The Fall of Kids Company: The Reserves Quandary

Each new article and TV report about the abrupt closure of Kids Company reveals an increasingly complex set of reasons behind the charity’s demise.  However, I want to address one of the first explanations cited for its shut down: lack of free reserves.  Journalists have pointed to Kids Company’s dramatic increase in grants and donations (from £13 to £23 million between 2009-2013) as prima facie evidence that the organisation should have had more reserves and the lack thereof amounted to financial mismanagement.  As someone who has worked for, and sat on the board of trustees of, several charities this is not necessarily true.

Charities come in different shapes and sizes and have many different financial models.  Income generally comes from grants, donations, contracts and/or trading.  These income streams can be restricted (meaning funds have to be used for a particular activity) or unrestricted (funds can be used in any way necessary to benefit the organisation).  For charities that rely heavily on grants, funds are often restricted to the direct cost of delivering a project or service.  Rarely do grants cover general overheads.  Thus, it is very difficult to generate surpluses from grants and therefore almost impossible to set aside reserves.  Donations can go either way – sometimes donors offer funds for a specific purpose, other times they simply want to support the mission of the charity. However, donors generally want to know their money is being used. I understand the hesitation some charity directors have about telling donors that large sums of money are simply sitting in a bank account waiting for a rainy day. They are not completely wrong to feel this way – a recent study reported in Civil Society Finance found that most people think charities should keep low levels of reserves.

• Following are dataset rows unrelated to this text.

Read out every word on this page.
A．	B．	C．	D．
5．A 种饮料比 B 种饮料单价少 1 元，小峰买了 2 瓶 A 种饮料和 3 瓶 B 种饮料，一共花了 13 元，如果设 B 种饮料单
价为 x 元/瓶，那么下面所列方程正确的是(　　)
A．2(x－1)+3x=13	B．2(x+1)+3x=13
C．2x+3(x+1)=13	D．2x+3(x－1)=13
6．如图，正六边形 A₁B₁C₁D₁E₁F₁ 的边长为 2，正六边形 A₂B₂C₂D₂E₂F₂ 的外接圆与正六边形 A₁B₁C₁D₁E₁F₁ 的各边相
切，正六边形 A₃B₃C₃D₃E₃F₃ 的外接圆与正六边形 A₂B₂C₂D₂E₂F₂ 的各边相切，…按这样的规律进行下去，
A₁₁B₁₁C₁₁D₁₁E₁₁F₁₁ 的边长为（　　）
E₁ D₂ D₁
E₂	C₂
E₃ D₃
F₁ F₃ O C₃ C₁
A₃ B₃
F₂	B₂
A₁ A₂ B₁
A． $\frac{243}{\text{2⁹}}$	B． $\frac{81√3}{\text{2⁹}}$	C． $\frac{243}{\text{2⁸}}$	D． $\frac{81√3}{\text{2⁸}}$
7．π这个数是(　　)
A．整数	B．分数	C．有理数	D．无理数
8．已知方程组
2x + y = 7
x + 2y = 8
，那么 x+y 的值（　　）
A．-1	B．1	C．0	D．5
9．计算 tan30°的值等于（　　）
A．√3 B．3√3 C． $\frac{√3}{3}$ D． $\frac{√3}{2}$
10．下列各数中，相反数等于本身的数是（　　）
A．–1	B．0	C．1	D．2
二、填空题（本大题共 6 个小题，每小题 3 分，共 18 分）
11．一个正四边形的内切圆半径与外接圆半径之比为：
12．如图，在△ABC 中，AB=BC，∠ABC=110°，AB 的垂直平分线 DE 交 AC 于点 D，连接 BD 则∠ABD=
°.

Service contracts and other types of trading offer more financial flexibility. Charities may carry on trading activities which contribute directly to the furtherance of their charitable objects. In bidding for a service contract, a charity has the ability to propose a price that covers direct and indirect costs, which could include surpluses for reserves. The Charities Commission has stated point blank: ‘Charities are also allowed to make money on funding agreements.’ Some charities, like museums, trade through ancillary activities, such as running gift shops, in order to generate unrestricted income. As a general matter, trading is probably the easiest way to generate reserves.

It appears from Kids Company’s 2013 annual report that: (1) it held reserves of £400,000 and (2) little of its income comes from contracts or other trading. It also appears that the number of children served and the number of staff needed to provide these services grew in line with the amount of funding coming in – hence, the hand-to-mouth, money in, money out financial trap the organisation found itself in.  However, Kids Company was not without options for securing its financial future.  My reading of the situation is that its best bet would have been to start an endowment fund.  Kids Company was in the enviable position of having a number of high net worth supporters, including Coldplay, whose donations could have come in the form of an endowment. However, setting up and managing an endowment is not a costless exercise. An organisation will need an investment manager in order to ensure growth of the fund.  Given the range of corporates which supported Kids Company, it probably could have gotten plenty of advice and support in setting up an endowment from people in the know.

The other way the organisation could have built reserves is by becoming a service provider to the government via contract. There are lots of words being in exchanged in the press about what the government did and did not promise in the form of grants. What is clear, however, is that these grants were being given because local authority cuts in services meant that vulnerable children were not being helped.  Thus, instead of offering grants, the government should have been treating Kids Company more like a contractor.  This would have allowed it to tender for its service at a cost that covered direct and indirect costs, which could include an amount to be directed to reserves. Yes, contracting has more red-tape and administration involved, but it probably would have settled some of the government’s questions about how finances were being managed and helped Kids Company build more significant reserves. There can be grey areas between grants and contracts, but according to the Institute of Chartered Accountants (ICAEW) the ‘essential elements of a grant are that the funds must be freely given and the donor receives nothing in return.’ Furthermore, except under certain circumstances, there is no obligation to pay. Given the circumstances, it seems Kids Company was more a service provider than grant recipient.

All of this said, it does not appear Kids Company broke any financial rules in its failure to build larger reserves.  The Charity Commission recommends charities have a reserves policy, but does not set any level of required reserves. The organisation’s financial reports were independently audited by Kingston Smith LLP and given a clean bill of health. While low reserves does not equate to financial mismanagement, this is a cautionary tale: building reserves takes careful planning and clever thinking about a charity’s business model. The forms of funding available to enable a charity to look after its long-term financial sustainability are limited.  Ken Wilding, Director of Policy for NCVO commented: ‘From memory, our data suggests just over half the [charity] sector has less than 3 months’ worth of free reserves. A mix of donor attitudes, public contracting arrangements and of course [ironically] foundations reluctance to fund those with reserves make it difficult to build reserves.’  As Kids Company was one of the organisations held out as an exemplar under Cameron’s Big Society agenda, the sudden closure of Kids Company raises the question: Should government being doing more to create programmes and policies that enable charities to improve their long-term financial sustainability?